THE WHITE HOUSE
Office of the Press Secretary (Hilton Head, South Carolina) ________________________________________________________________________ For Immediate Release January 1, 1997
PRESS BRIEFING BY MARY ELLEN GLYNN
MS. GLYNN: We've got a statement here, which they're handing out on paper, but I can read for you right now.
Q A statement by?
MS. GLYNN: A statement by the Press Secretary. "The President is outraged and saddened by this morning's incident in Hebron, when an off-duty Israeli soldier fired into a crowd of civilians. The President has called Chairman Arafat to express his condolences to him and to the families of the victims. The President condemns this cowardly act, which was clearly designed to make it more difficult to conclude an agreement on Israeli deployment from Hebron. The best answer to this action would be for the two sides to close the remaining gaps and move forward with the hard work of forging a durable peace between Israelis and Palestinians. Chairman Arafat and Prime Minister Netanyahu will have America's unwavering support as they pursue that goal."

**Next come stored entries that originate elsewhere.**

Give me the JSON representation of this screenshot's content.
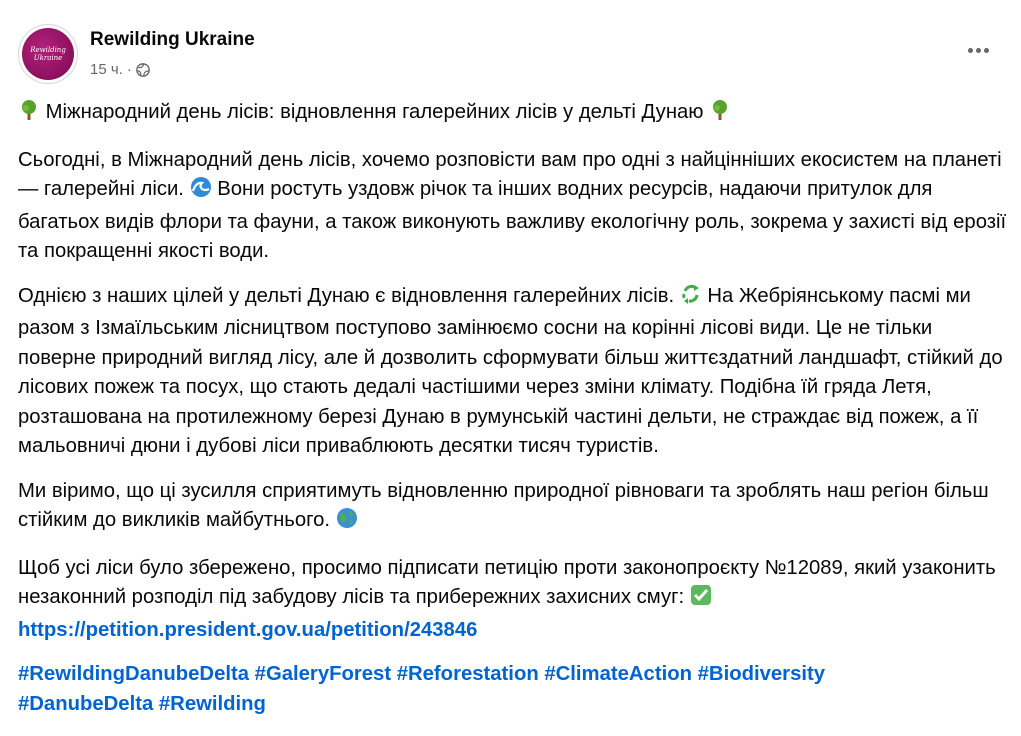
{
  "post": {
    "author": "Rewilding Ukraine",
    "avatar_text": "Rewilding Ukraine",
    "time": "15 ч.",
    "separator": "·",
    "title": "Міжнародний день лісів: відновлення галерейних лісів у дельті Дунаю",
    "para1_a": "Сьогодні, в Міжнародний день лісів, хочемо розповісти вам про одні з найцінніших екосистем на планеті — галерейні ліси.",
    "para1_b": "Вони ростуть уздовж річок та інших водних ресурсів, надаючи притулок для багатьох видів флори та фауни, а також виконують важливу екологічну роль, зокрема у захисті від ерозії та покращенні якості води.",
    "para2_a": "Однією з наших цілей у дельті Дунаю є відновлення галерейних лісів.",
    "para2_b": "На Жебріянському пасмі ми разом з Ізмаїльським лісництвом поступово замінюємо сосни на корінні лісові види. Це не тільки поверне природний вигляд лісу, але й дозволить сформувати більш життєздатний ландшафт, стійкий до лісових пожеж та посух, що стають дедалі частішими через зміни клімату. Подібна їй гряда Летя, розташована на протилежному березі Дунаю в румунській частині дельти, не страждає від пожеж, а її мальовничі дюни і дубові ліси приваблюють десятки тисяч туристів.",
    "para3": "Ми віримо, що ці зусилля сприятимуть відновленню природної рівноваги та зроблять наш регіон більш стійким до викликів майбутнього.",
    "para4": "Щоб усі ліси було збережено, просимо підписати петицію проти законопроєкту №12089, який узаконить незаконний розподіл під забудову лісів та прибережних захисних смуг:",
    "link": "https://petition.president.gov.ua/petition/243846",
    "hashtags": [
      "#RewildingDanubeDelta",
      "#GaleryForest",
      "#Reforestation",
      "#ClimateAction",
      "#Biodiversity",
      "#DanubeDelta",
      "#Rewilding"
    ]
  },
  "icons": {
    "title_left": "tree-icon",
    "title_right": "tree-icon",
    "wave": "wave-icon",
    "recycle": "recycle-icon",
    "earth": "globe-earth-icon",
    "check": "check-mark-icon",
    "privacy": "globe-privacy-icon",
    "more": "more-options-icon"
  },
  "colors": {
    "link": "#0064d1",
    "meta": "#65676b",
    "avatar": "#8c0f5d"
  }
}
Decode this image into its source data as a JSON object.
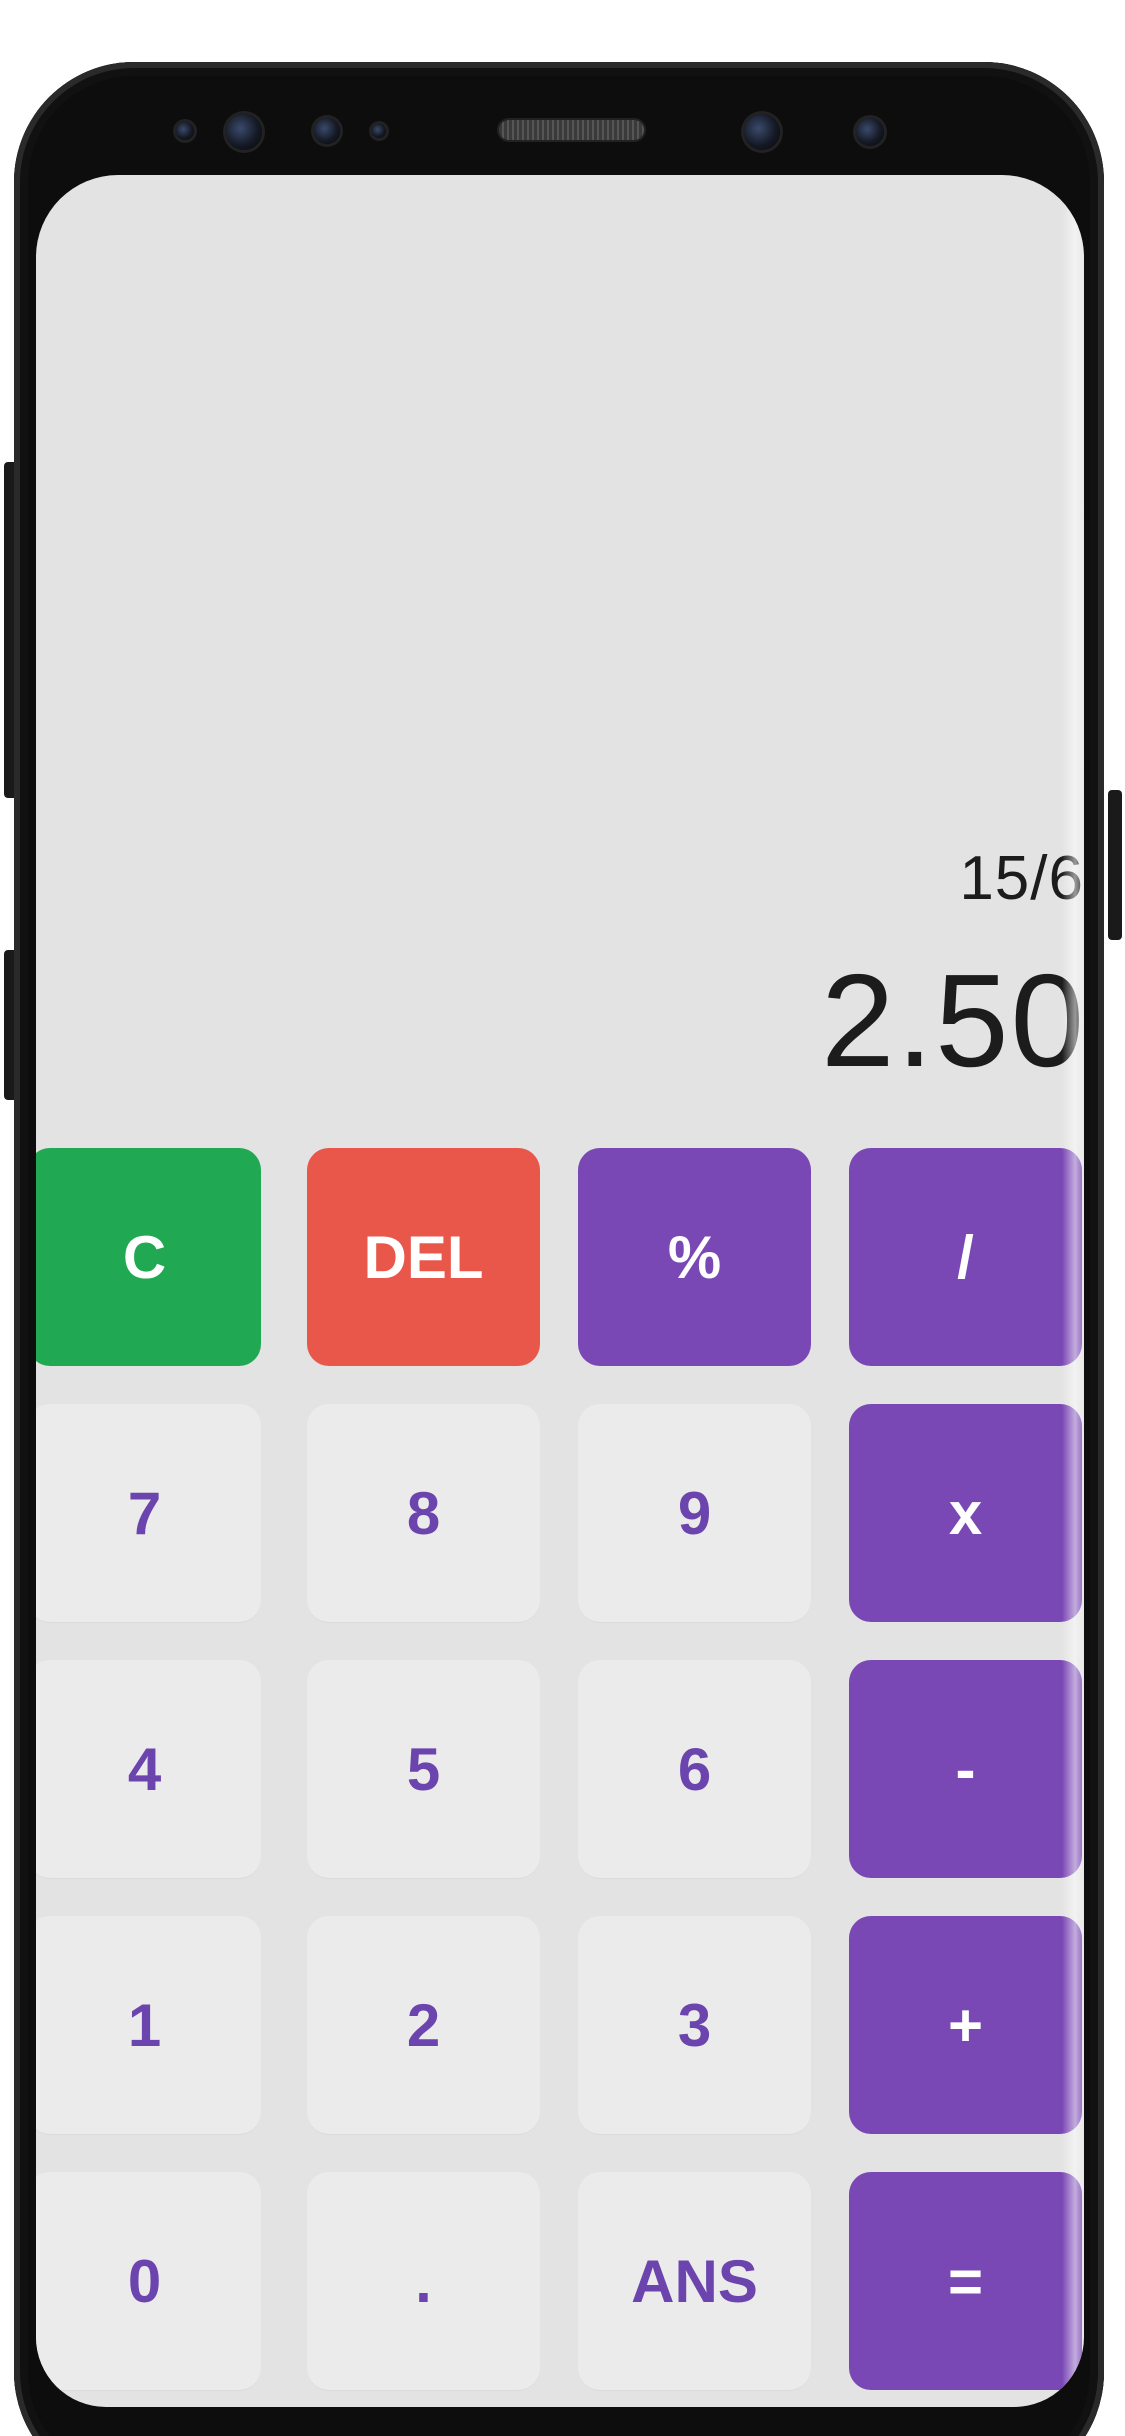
{
  "display": {
    "expression": "15/6",
    "result": "2.50"
  },
  "keys": {
    "clear": "C",
    "delete": "DEL",
    "percent": "%",
    "divide": "/",
    "seven": "7",
    "eight": "8",
    "nine": "9",
    "multiply": "x",
    "four": "4",
    "five": "5",
    "six": "6",
    "subtract": "-",
    "one": "1",
    "two": "2",
    "three": "3",
    "add": "+",
    "zero": "0",
    "decimal": ".",
    "answer": "ANS",
    "equals": "="
  },
  "colors": {
    "screen_background": "#e3e3e3",
    "number_key_background": "#ebebeb",
    "number_key_text": "#6c44ad",
    "operator_key": "#7a48b5",
    "clear_key": "#21a853",
    "delete_key": "#e9574b"
  }
}
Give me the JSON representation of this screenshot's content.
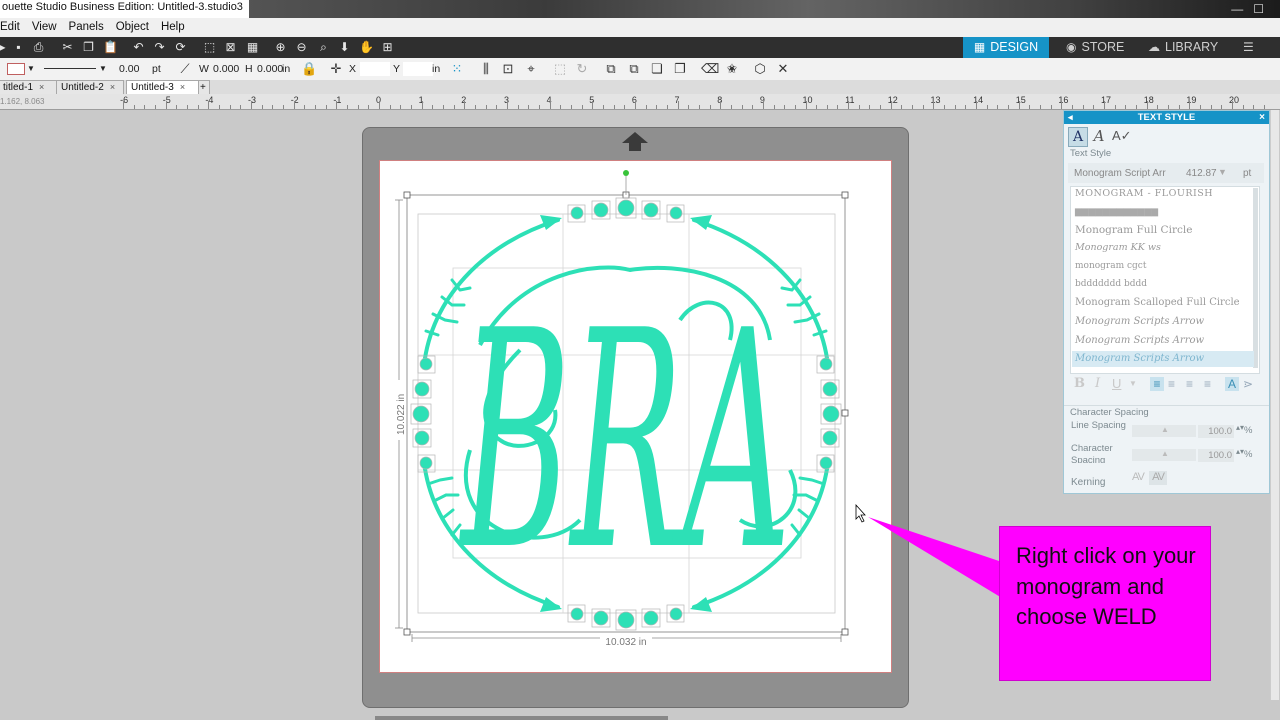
{
  "window": {
    "title": "ouette Studio Business Edition: Untitled-3.studio3"
  },
  "menu": [
    "Edit",
    "View",
    "Panels",
    "Object",
    "Help"
  ],
  "mode_tabs": {
    "design": "DESIGN",
    "store": "STORE",
    "library": "LIBRARY"
  },
  "toolbar2": {
    "line_width": "0.00",
    "line_unit": "pt",
    "w_label": "W",
    "w_value": "0.000",
    "h_label": "H",
    "h_value": "0.000",
    "size_unit": "in",
    "x_label": "X",
    "y_label": "Y",
    "pos_unit": "in"
  },
  "doc_tabs": [
    "titled-1",
    "Untitled-2",
    "Untitled-3"
  ],
  "coord_readout": "1.162, 8.063",
  "ruler_labels": [
    "-6",
    "-5",
    "-4",
    "-3",
    "-2",
    "-1",
    "0",
    "1",
    "2",
    "3",
    "4",
    "5",
    "6",
    "7",
    "8",
    "9",
    "10",
    "11",
    "12",
    "13",
    "14",
    "15",
    "16",
    "17",
    "18",
    "19",
    "20"
  ],
  "design": {
    "monogram_text": "BRA",
    "height_label": "10.022 in",
    "width_label": "10.032 in",
    "color": "#2de0b6"
  },
  "text_style_panel": {
    "title": "TEXT STYLE",
    "section": "Text Style",
    "font_name": "Monogram Script Arr",
    "font_size": "412.87",
    "font_unit": "pt",
    "fonts": [
      "MONOGRAM - FLOURISH",
      "▆▆▆▆▆▆▆▆▆▆▆▆",
      "Monogram Full Circle",
      "Monogram KK ws",
      "monogram cgct",
      "bddddddd bddd",
      "Monogram Scalloped Full Circle",
      "Monogram Scripts Arrow",
      "Monogram Scripts Arrow",
      "Monogram Scripts Arrow"
    ],
    "character_spacing_title": "Character Spacing",
    "line_spacing_label": "Line Spacing",
    "line_spacing_value": "100.0",
    "char_spacing_label": "Character Spacing",
    "char_spacing_value": "100.0",
    "percent": "%",
    "kerning_label": "Kerning"
  },
  "callout": {
    "text": "Right click on your monogram and choose WELD",
    "color": "#ff00ff"
  }
}
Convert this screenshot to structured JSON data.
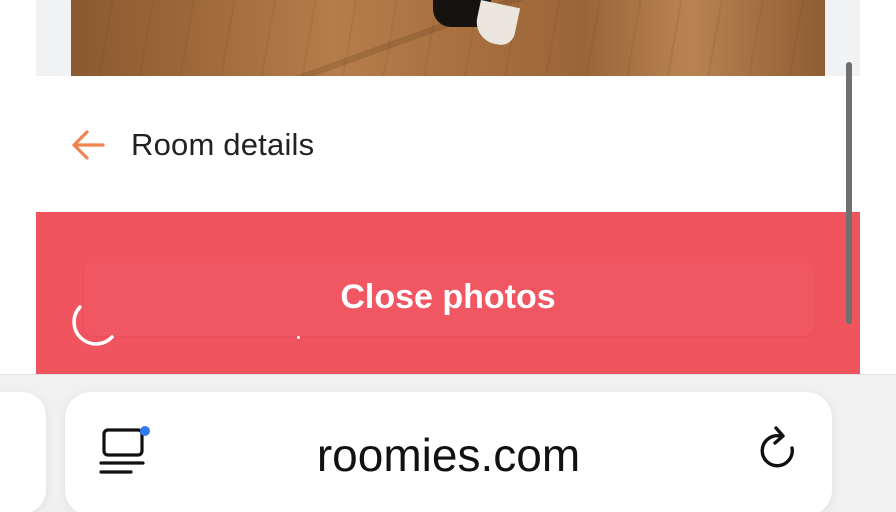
{
  "header": {
    "title": "Room details",
    "back_icon": "arrow-left-icon",
    "accent_color": "#f0834e"
  },
  "photos": {
    "close_label": "Close photos",
    "close_background": "#f0545f",
    "loading_icon": "spinner-icon"
  },
  "browser": {
    "url": "roomies.com",
    "reader_icon": "reader-mode-icon",
    "reader_badge_color": "#2f7bf6",
    "reload_icon": "reload-icon"
  }
}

As the statement indicates, the President had about a 5-minute phone call this morning with Chairman Arafat, in which he urged the parties to reach an agreement as soon as possible and indicated some of the things that we said in the statement. At this point in time we don't have any plans to call anybody else. The President has been in touch with Sandy Berger and Mark Parris, who is from the Near Eastern Affairs Directorate, and I think that is about it for the moment.
Q Why no call to Netanyahu?
MS. GLYNN: Because we're in pretty close touch with Netanyahu and he wanted to express his condolences to Chairman Arafat.
Q Is it -- can it be taken as a sign at all as displeasure because an Israeli soldier was the one that committed the act?
MS. GLYNN: No. No, you should not read anything like that into it. Dennis Ross, as I say, met early this morning with Netanyahu and then met with Chairman Arafat about it.
Q Prospects now for continued discussions?
MS. GLYNN: Well, Ambassador Ross will continue to work, but we think it, as I said this morning, underscores the need to reach an agreement as soon as possible.
Q Was there any discussion about possibly -- they had talked about a meeting and then a summit later on, maybe tomorrow. Was there any discussion with the President about when this meeting between Netanyahu and Chairman Arafat was going to take place?
MS. GLYNN: I don't believe there was any discussion of that on the phone call, and that, you know, I will leave to the negotiators in Israel for now, but stay tuned.
Q The U.S. regards this shooting incident as the act of a disturbed individual rather than an act of policy?
MS. GLYNN: I can't say that because we just don't know at this point in time, it was only eight hours ago. But we are shocked, as we say, about it.
Q Do you see this as a setback, though, to the peace process?
MS. GLYNN: I'll stick with the statement.
Q Is he going to address this at all publicly, the President?
MS. GLYNN: I don't think he is at this point in time, I think this is it, just the paper statement. So if something changes on that I will let you know. Obviously, he is going to keep in touch with Dennis Ross over the phone as we go to the Virgin Islands, but I think some of you can at least take off. That will be it for the morning.
Q Has he spoken to Ross personally?
MS. GLYNN: He has not spoken to Ross personally. I know he has spoken to Sandy Berger and Mark Parris.
Q And so would he talk with Dennis Ross directly, do you think at all today?
MS. GLYNN: I don't know. It's impossible to predict.
Q So he'd be in touch with him, would mean, like, through Sandy?
MS. GLYNN: Right, exactly.
Q And you don't expect him to make any kind of comments at the airport, on the way to the airport?
MS. GLYNN: Not at this point in time, no.
Q When did he talk to Arafat?
MS. GLYNN: It was about 45 minutes ago -- not too long ago. All right. So that's it for now.